Now faith accepts this established relation with God, as we see in the song of the Israelites after their deliverance from Egypt, on the other side of the Red Sea. They say, "Who is like unto thee, O Lord? … who is like thee, glorious in holiness, fearful in praises, doing wonders? … Thou in thy mercy hast led forth the people which thou hast redeemed: thou hast guided them in thy strength unto thy holy habitation." (Ex. 15:11, 13.)

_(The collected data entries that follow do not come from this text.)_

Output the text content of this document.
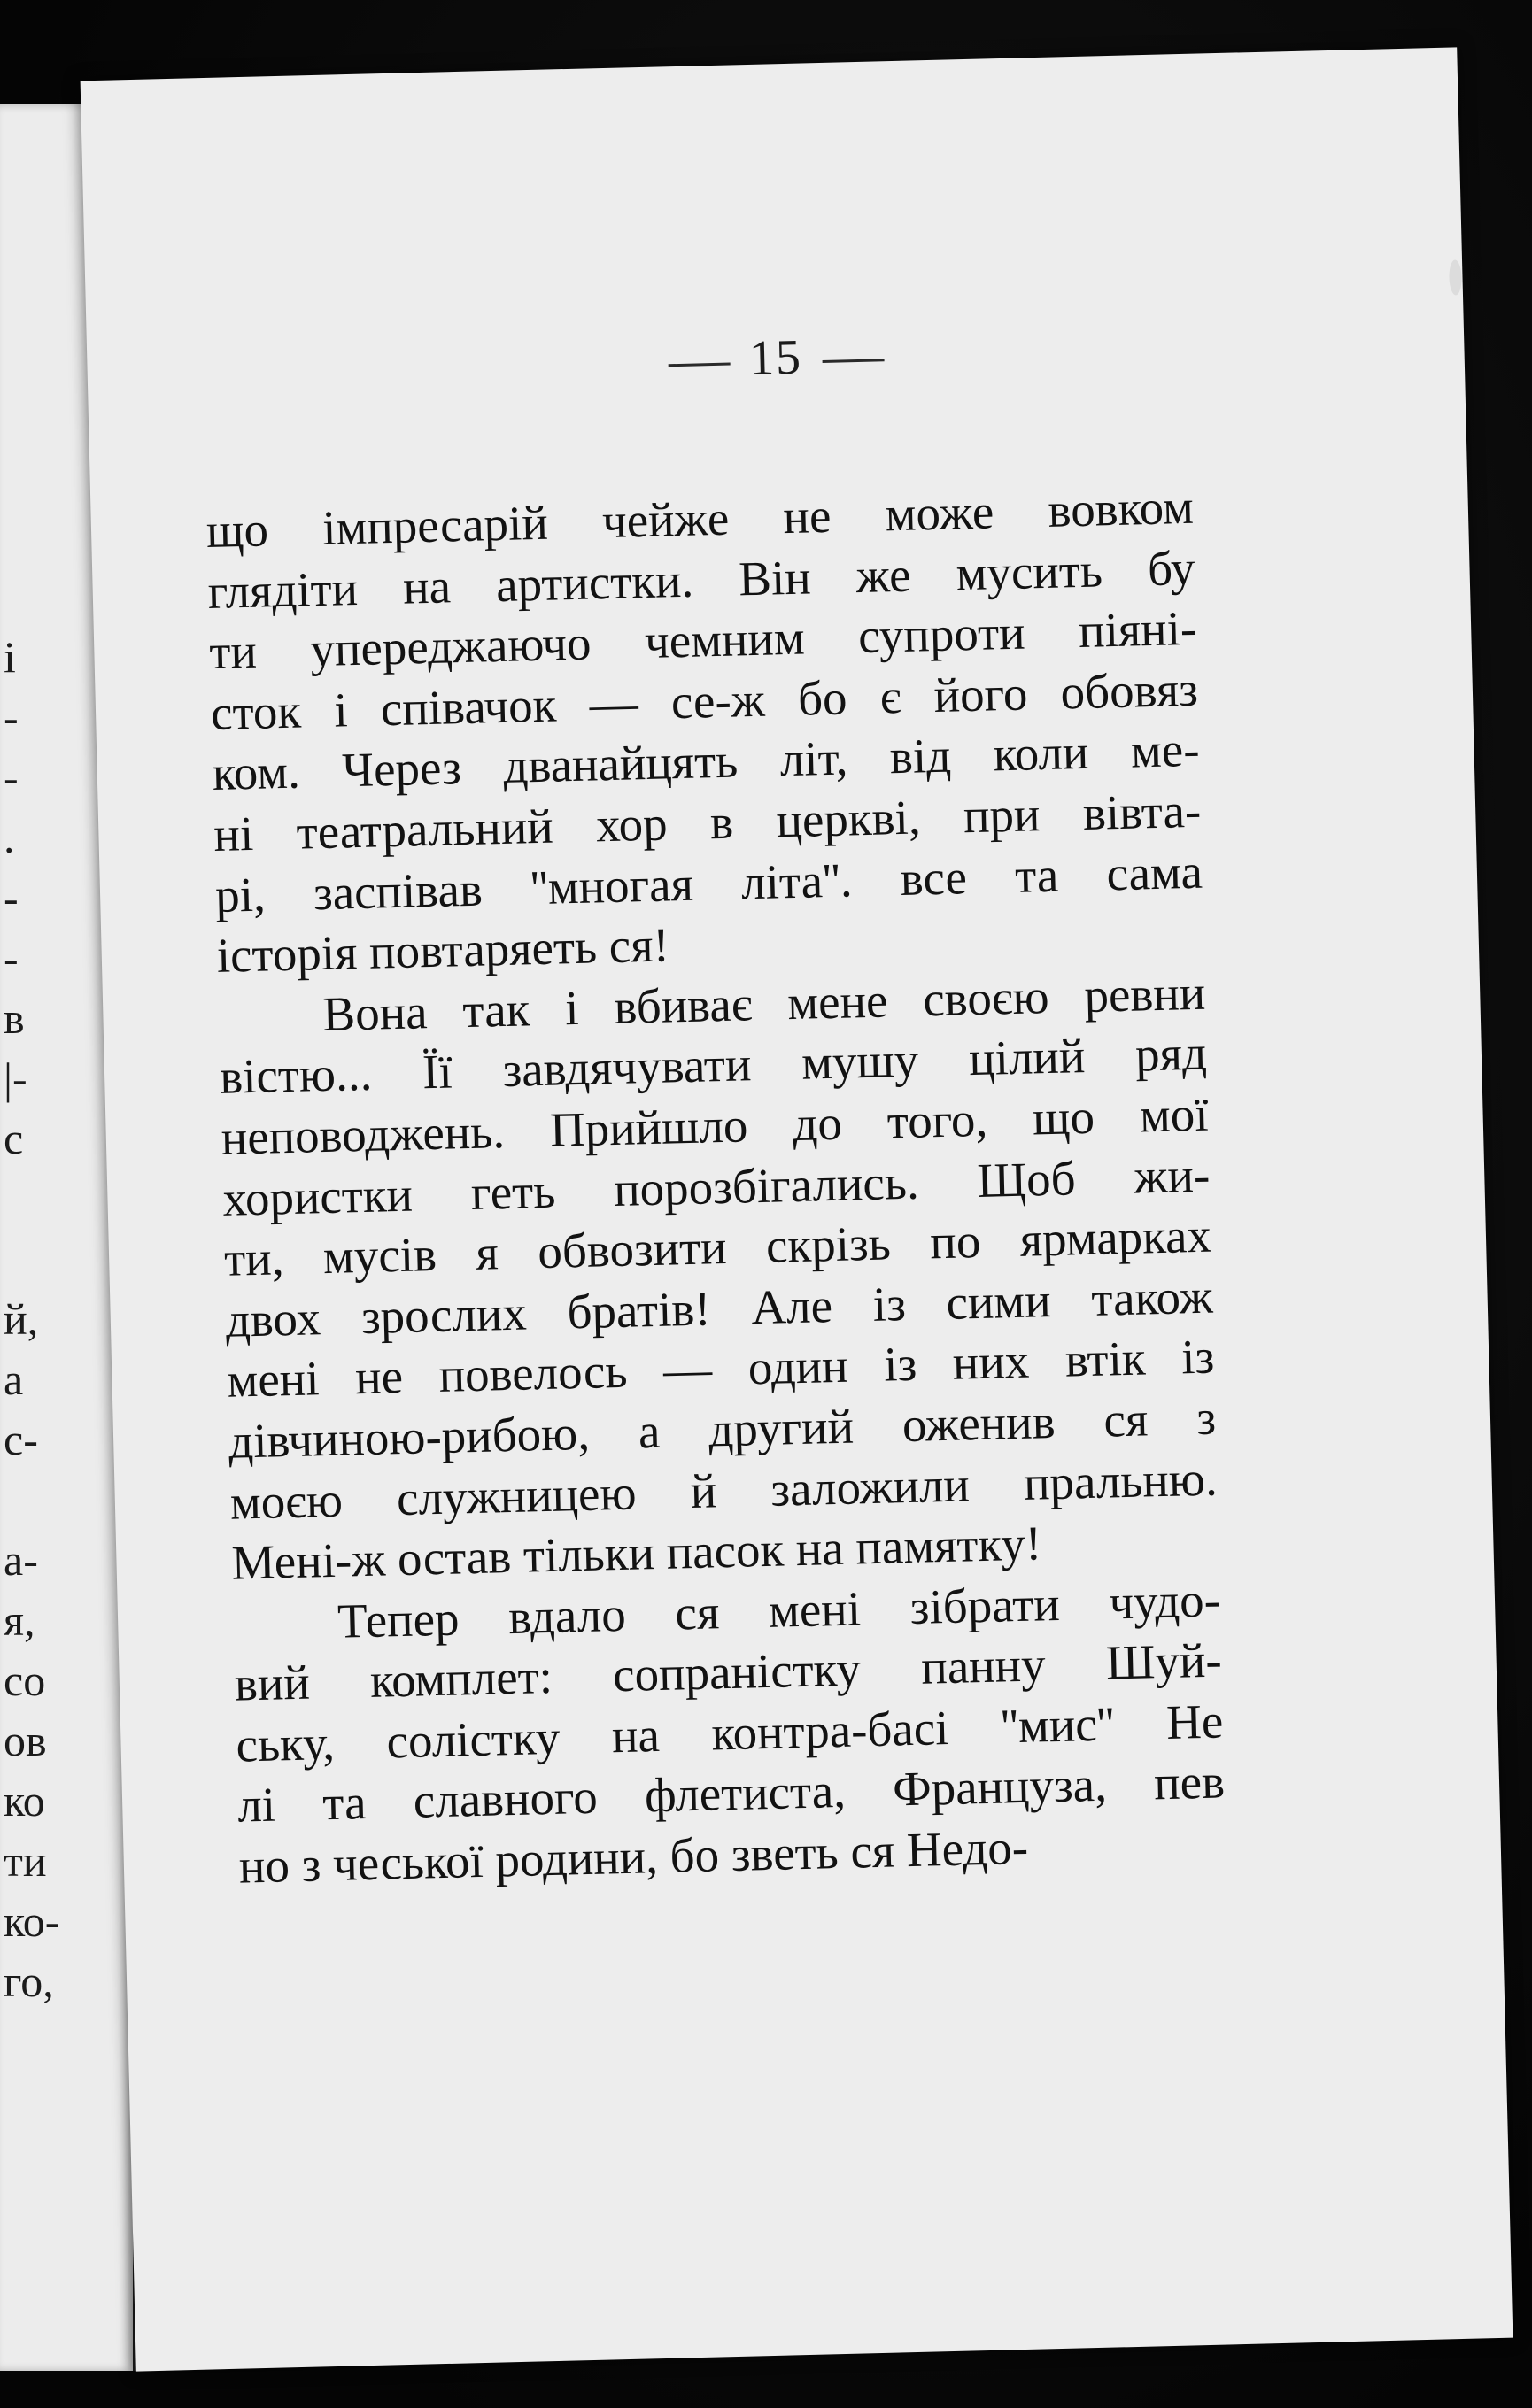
і
-
-
.
-
-
в
|-
с
й,
а
с-
а-
я,
со
ов
ко
ти
ко-
го,
15
що імпресарій чейже не може вовком
глядіти на артистки. Він же мусить бу
ти упереджаючо чемним супроти піяні-
сток і співачок — се-ж бо є його обовяз
ком. Через дванайцять літ, від коли ме-
ні театральний хор в церкві, при вівта-
рі, заспівав ''многая літа''. все та сама
історія повтаряеть ся!
Вона так і вбиває мене своєю ревни
вістю... Її завдячувати мушу цілий ряд
неповоджень. Прийшло до того, що мої
хористки геть порозбігались. Щоб жи-
ти, мусів я обвозити скрізь по ярмарках
двох зрослих братів! Але із сими також
мені не повелось — один із них втік із
дівчиною-рибою, а другий оженив ся з
моєю служницею й заложили пральню.
Мені-ж остав тільки пасок на памятку!
Тепер вдало ся мені зібрати чудо-
вий комплет: сопраністку панну Шуй-
ську, солістку на контра-басі ''мис'' Не
лі та славного флетиста, Француза, пев
но з чеської родини, бо зветь ся Недо-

Salvation is only of God. He leads us by the work of Christ into close relationship with Himself, giving us free access into His very presence by the blood of Christ. By His love He removes every fear, that love being made known on the ground of righteousness; and He gives us a good conscience by the assurance that all our sins are forgiven on account of the sacrifice which Christ has offered. (Heb. 10:2, 19, 22; 9:26.) Christ has entered into heaven itself, having obtained "eternal redemption" for us; and there it is that the believer will enjoy fully and for ever that sabbath rest* which remains for the people of God. (Heb. 9:12, 4:9.) It will be a scene of absolute perfection and perfect happiness, where God Himself will be satisfied in every way, and will lead His people into participation with His own joy in communion with Himself. One of the operations of the Holy Spirit is to cause us to enter by faith even now into the enjoyment of these things, that our hearts may overflow with joy, and that we may have strength and courage for walking in holiness with God.

We have other things to examine in the types as to the conditions upon which communion can exist when God begins to dwell amongst men. We reserve them for another article, in which we shall consider the tabernacle and the altar. W. J. Lowe.